While this practice is generally considered "evil" and negatively impacts on-chain stability, it could ultimately become an effective tool for DeFi risk management. In this case, the profit margins for liquidators and custodians would drop to zero. However, if miners systematically engage in MEV for liquidations and arbitrage, they would prevent the entire system from bankruptcy and price discrepancies, as liquidations and arbitrage transactions will always occur.

>>> >Offsetting derivative positions and cross-margining

If liquidity providers can cross-margin across derivative platforms or collateral types and obtain net long and short positions on competitive protocols, they can provide more liquidity for every $1 of collateral.

For example: if an Ethereum address holds a 1x long BTC-USD perpetual contract on dYdX and a 1x short BTC-USD position on MCDEX, these positions could theoretically be netted, allowing the trader to require only a small portion of collateral, which is necessary, and this would have the added benefit of greatly reducing liquidation amounts. However, given the lack of maturity in both the technical and governance aspects of these systems, this is unlikely to happen in the short term.

>>> >Gas tokens, such as CHI and GST-2

Gas tokens are an undeveloped "scalable" avenue. Currently, the total market cap of the two main gas tokens, CHI and GST-2, is below $200. What are gas tokens? Gas tokens can store gas for later free transactions or serve as prepaid gas for future use.

When gas prices are low, savvy traders mint them as tokens, and when gas prices rise, traders redeem gas tokens to save on transaction fees. We expect DeFi teams to start accumulating gas tokens and use them in their protocols when they need to utilize built-in liquidation automation during market volatility.

4. Conclusion

The interconnections between various DeFi protocols are becoming increasingly tight, leading to more complex systemic risks. There are now many different DeFi protocols, yet most share the following commonalities.

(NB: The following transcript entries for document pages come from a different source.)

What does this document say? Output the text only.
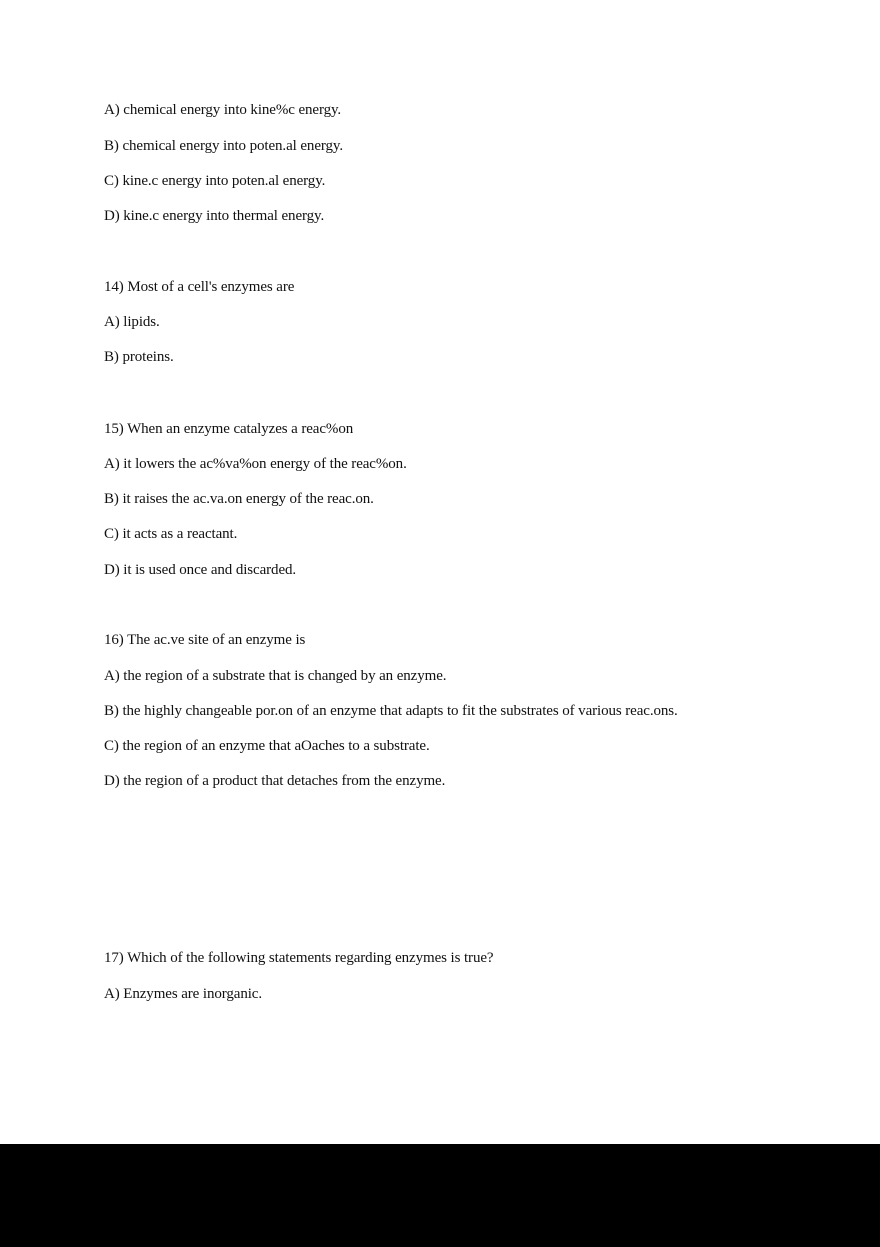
A) chemical energy into kine%c energy.
B) chemical energy into poten.al energy.
C) kine.c energy into poten.al energy.
D) kine.c energy into thermal energy.
14) Most of a cell's enzymes are
A) lipids.
B) proteins.
15) When an enzyme catalyzes a reac%on
A) it lowers the ac%va%on energy of the reac%on.
B) it raises the ac.va.on energy of the reac.on.
C) it acts as a reactant.
D) it is used once and discarded.
16) The ac.ve site of an enzyme is
A) the region of a substrate that is changed by an enzyme.
B) the highly changeable por.on of an enzyme that adapts to fit the substrates of various reac.ons.
C) the region of an enzyme that aOaches to a substrate.
D) the region of a product that detaches from the enzyme.
17) Which of the following statements regarding enzymes is true?
A) Enzymes are inorganic.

First, they contain collateral pools that can be traded or lent; second, oracles feed prices to contracts to avoid systemic bankruptcies in lending/borrowing and derivatives protocols; third, if insolvency occurs, third-party Keepers can initiate liquidations to earn profits.

Thus, in this article, we aim to provide a simple framework for thinking about how to manage the three major risks in DeFi: collateral risk, oracle risk, and liquidation risk.

Currently, $13 billion in funds are locked in the DeFi market, with many of these funds relying on some underlying products. While some of this value is protected by smart contract insurance providers like Nexus Mutual and Opyn, there is currently almost no protection against economic and congestion failures.

As the DeFi market matures and more complex underlying products are launched, project teams will need to think more rigorously about how to guard against systemic risk factors.

Institutional participants like Genesis and BlockFi, as well as new banks like Betterment and Wealthfront, will ultimately seek to use permissionless DeFi rails.

When they do, the first question DeFi teams need to face is how to choose to protect themselves from black swan events (such as a single oracle failure or blockchain congestion), as having the answers to these questions in advance could be the difference between winning and losing business in the DeFi industry.